Sizleri yakinen tanıdım izlenimlerimden çıkardığım omurgalı bir duruş görüyorum. Çatınız altında olan bireyler ocak terbiyesiyle mi bu güne geldi. Bizim çatımızın altında olan insanların belli duruşu mu olacak dediniz bu onurlu duruş ile ilgili biraz bahsedebilir misiniz? 

İlkelerimizde hep şunu söyledik, çıkış hikayemizde ütopik bir söylem vardı; genel başkansız ve genel merkezsiz bir yapı sadece ilkelerde buluşan, bulundukları mahallerde aynı ilkeler çerçevesinde kendi imkanları ve coğrafyanın ihtiyaçlarına göre projeler üreten, aynı ilkelerde bir araya gelen bir hayalim vardı. Sosyolojik gerçekliklerden dolayı tüzel kişilik olarak genel başkanlı ve genel merkezli bir sistem kuruldu. Temel itibariyle ilkelerde buluşmaya çalıştık. 

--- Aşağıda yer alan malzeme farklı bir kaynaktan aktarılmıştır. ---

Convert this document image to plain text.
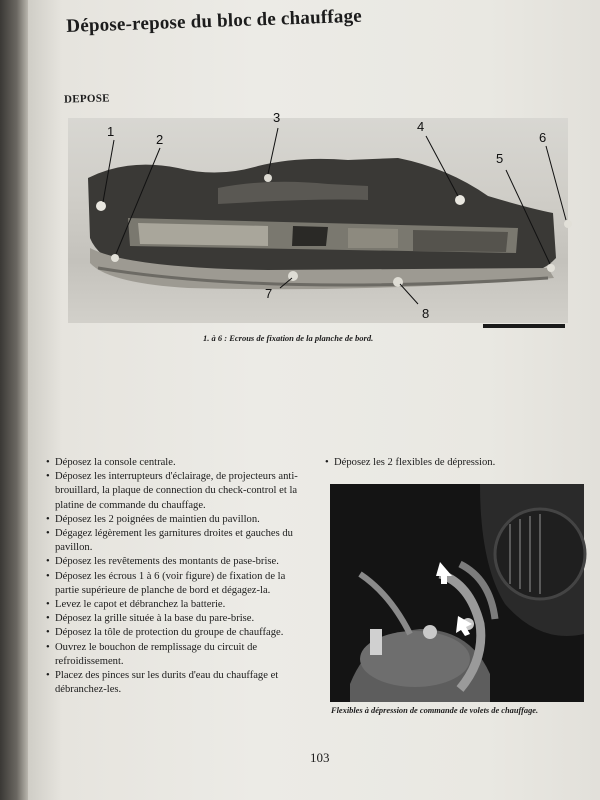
Dépose-repose du bloc de chauffage
DEPOSE
1
2
3
4
5
6
7
8
1. à 6 : Ecrous de fixation de la planche de bord.

• Déposez la console centrale.

• Déposez les interrupteurs d'éclairage, de projecteurs anti-brouillard, la plaque de connection du check-control et la platine de commande du chauffage.

• Déposez les 2 poignées de maintien du pavillon.

• Dégagez légèrement les garnitures droites et gauches du pavillon.

• Déposez les revêtements des montants de pase-brise.

• Déposez les écrous 1 à 6 (voir figure) de fixation de la partie supérieure de planche de bord et dégagez-la.

• Levez le capot et débranchez la batterie.

• Déposez la grille située à la base du pare-brise.

• Déposez la tôle de protection du groupe de chauffage.

• Ouvrez le bouchon de remplissage du circuit de refroidissement.

• Placez des pinces sur les durits d'eau du chauffage et débranchez-les.

• Déposez les 2 flexibles de dépression.

Flexibles à dépression de commande de volets de chauffage.
103
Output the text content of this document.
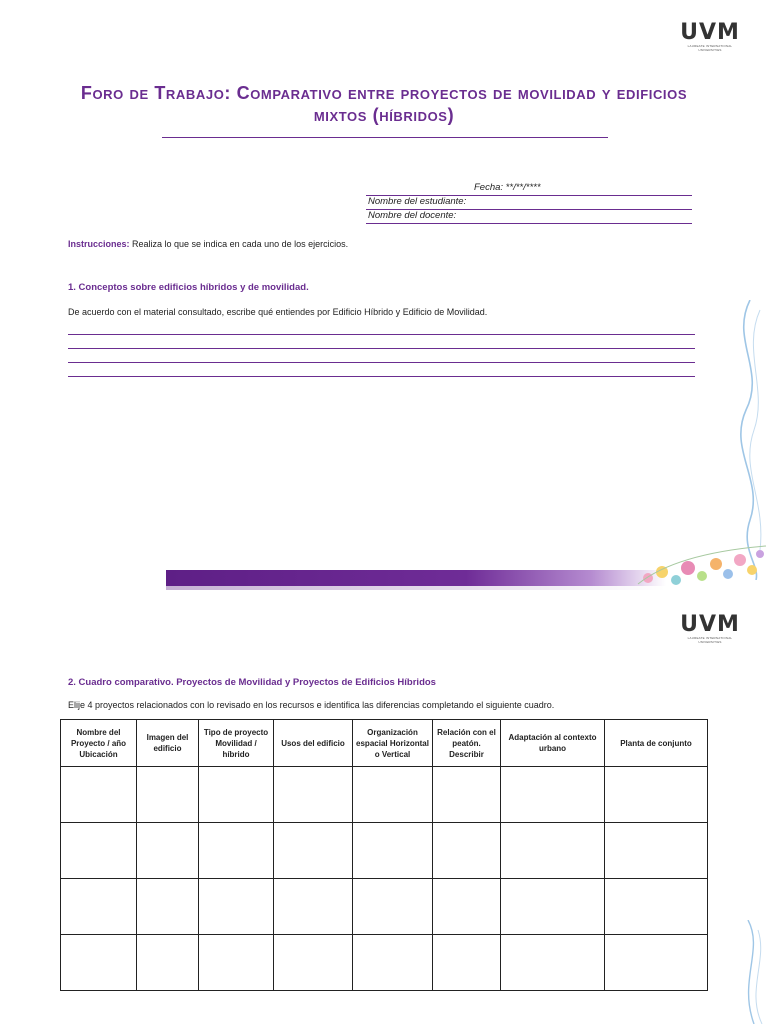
UVM
LAUREATE INTERNATIONAL UNIVERSITIES
Foro de Trabajo: Comparativo entre proyectos de movilidad y edificios mixtos (híbridos)
Fecha: **/**/****
Nombre del estudiante:
Nombre del docente:
Instrucciones: Realiza lo que se indica en cada uno de los ejercicios.
1. Conceptos sobre edificios híbridos y de movilidad.
De acuerdo con el material consultado, escribe qué entiendes por Edificio Híbrido y Edificio de Movilidad.
UVM
LAUREATE INTERNATIONAL UNIVERSITIES
2. Cuadro comparativo. Proyectos de Movilidad y Proyectos de Edificios Híbridos
Elije 4 proyectos relacionados con lo revisado en los recursos e identifica las diferencias completando el siguiente cuadro.
Nombre del Proyecto / año Ubicación	Imagen del edificio	Tipo de proyecto Movilidad / híbrido	Usos del edificio	Organización espacial Horizontal o Vertical	Relación con el peatón. Describir	Adaptación al contexto urbano	Planta de conjunto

Bünyemize gelen birçok insan var. İlkelere uyabiliyorsa kalıyor uyamıyorsa gidiyor. Merhum Muhsin Yazıcıoğlu’nun duruşu peygamberi örnek alan bir duruştu. Onun terbiyesiyle terbiyelendik. Onun duruşunu biz kendimize şiar edindik.

Deprem bölgelerinde yapmış olduğunuz çalışmalarınızdan bahsedebilir misiniz? Çok hızlı koordine oldunuz. Çok hızlı sahadaydınız. 

TÜRKİYE ASLINDA HİÇ BİR AFETE HAZIR DEĞİL!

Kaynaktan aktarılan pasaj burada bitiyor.